Please allow me to take you through the financial performance in Q1 FY 2023. All the positive business indicators have supported our financial performance. Our resilient business model embedded on strong fundamentals has helped us deliver healthy financial growth. During Q1 FY 2023, our revenue performance continues to be led by healthy interest income and strong fee growth. The company has achieved a PAT of INR 6.7 crores in Q1 FY 2023, a growth of 106% year-on-year, and 8% quarter-on-quarter.

In Q1 FY 2023, the disbursals stood at INR 33,215 crore with a growth of 36% year-on-year. Our total revenues stood at INR 3,263 crore and has grown at 33% year-on-year during the quarter. In spite of a 25 basis point increase in cost of funds, our NIM remained constant as the interest income yields also improved.

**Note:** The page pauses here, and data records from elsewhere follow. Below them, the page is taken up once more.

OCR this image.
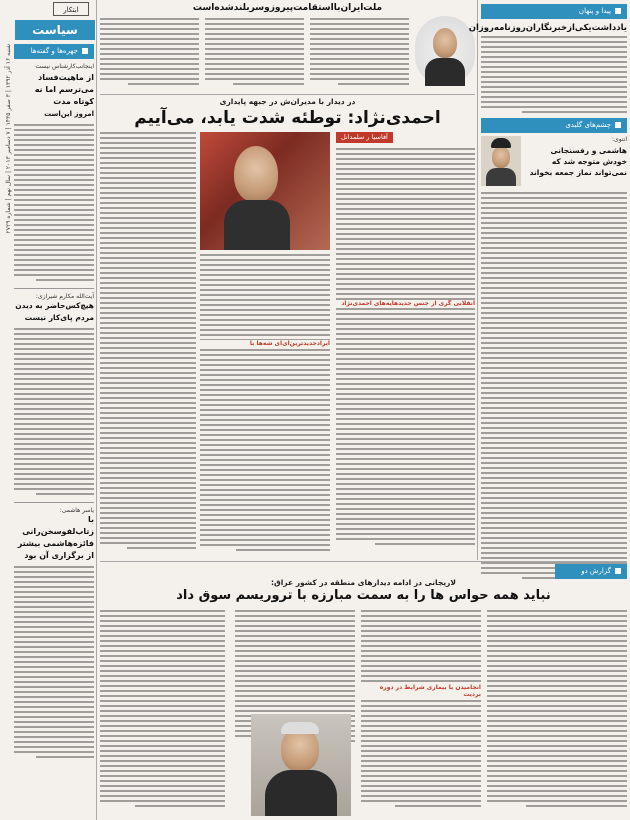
ابتکار
سیاست
شنبه ۱۶ آذر ۱۳۹۲ | ۳ صفر ۱۴۳۵ | ۷ دسامبر ۲۰۱۳ | سال نهم | شماره ۲۷۲۹	جهره‌ها و گفته‌ها
اینجانب‌کارشناس‌ نیست
از ماهیت‌فساد می‌ترسم اما نه کوتاه مدت
امروز این‌است
آیت‌الله مکارم شیرازی:
هیچ‌کس‌حاضر به دیدن مردم پای‌کار نیست
یاسر هاشمی:
با زتاب‌لفوسخن‌رانی فائزه‌هاشمی بیشتر از برگزاری آن بود
ملت‌ایران‌با‌استقامت‌پیروز‌و‌سربلند‌شده‌است
در‌ دیدار‌ با‌ مدیران‌‌ش در جبهه‌ پایداری
احمدی‌نژاد: توطئه‌ شدت‌ یابد،‌ می‌آییم
آفاسیا ر سلمدانل
انقلابی‌ گری از جنس جدید‌هایه‌های احمدی‌نژاد
ایراد‌جدیدترین‌ای‌ای‌ شه‌ها با
پیدا و پنهان
یادداشت‌یکی‌از‌خبرنگاران‌روزنامه‌روزان
چشم‌های گلبدی
انتوی:
هاشمی‌ و‌ رفسنجانی‌ خودش‌ متوجه‌ شد‌ که‌ نمی‌تواند نماز جمعه‌ بخواند
گزارش دو
لاریجانی‌ در‌ ادامه‌ دیدار‌های‌ منطقه‌ در‌ کشور‌ عراق:
نباید‌ همه‌ حواس‌ ها‌ را‌ به‌ سمت‌ مبارزه‌ با‌ تروریسم‌ سوق‌ داد
انجامیدن‌ با‌ بیماری‌ شرایط‌ در‌ دوره‌ بردیت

In the rising rate scenario, we are hopeful that the impact of the same may be partly mitigated by increasing the share of interest-earning assets. On asset quality, our gross credit cost percentages have considerably declined to 5.6% from 10.4% a year ago. The net credit cost percentages has also declined to 3.8% from 9% in Q1 FY 2022.

Our GNPA has come down to 2.24% as compared to 3.91% at Q1 FY 2022 and 2.22% as of March 2022. Net NPA for the period is at 0.78% as compared to 0.88% as at Q1 FY 2022, at 0.78% last quarter. Return on average assets for the quarter is at 7%, which is higher by 247 basis points as compared to 4.5% for June 2021. Return on average equity is over 30.8%, which is higher by 1,417 basis points as compared to 18.7% for Q1 FY 2022.

Our liquidity position continues to be strong and capital position is robust at 24.7% as of period ended June 2022. In conclusion, as mentioned earlier, prevailing external environment poses some challenges. However, thanks to the domestic consumption story, India is seen as a strong contender to be the world's fastest-growing economy over the next few years.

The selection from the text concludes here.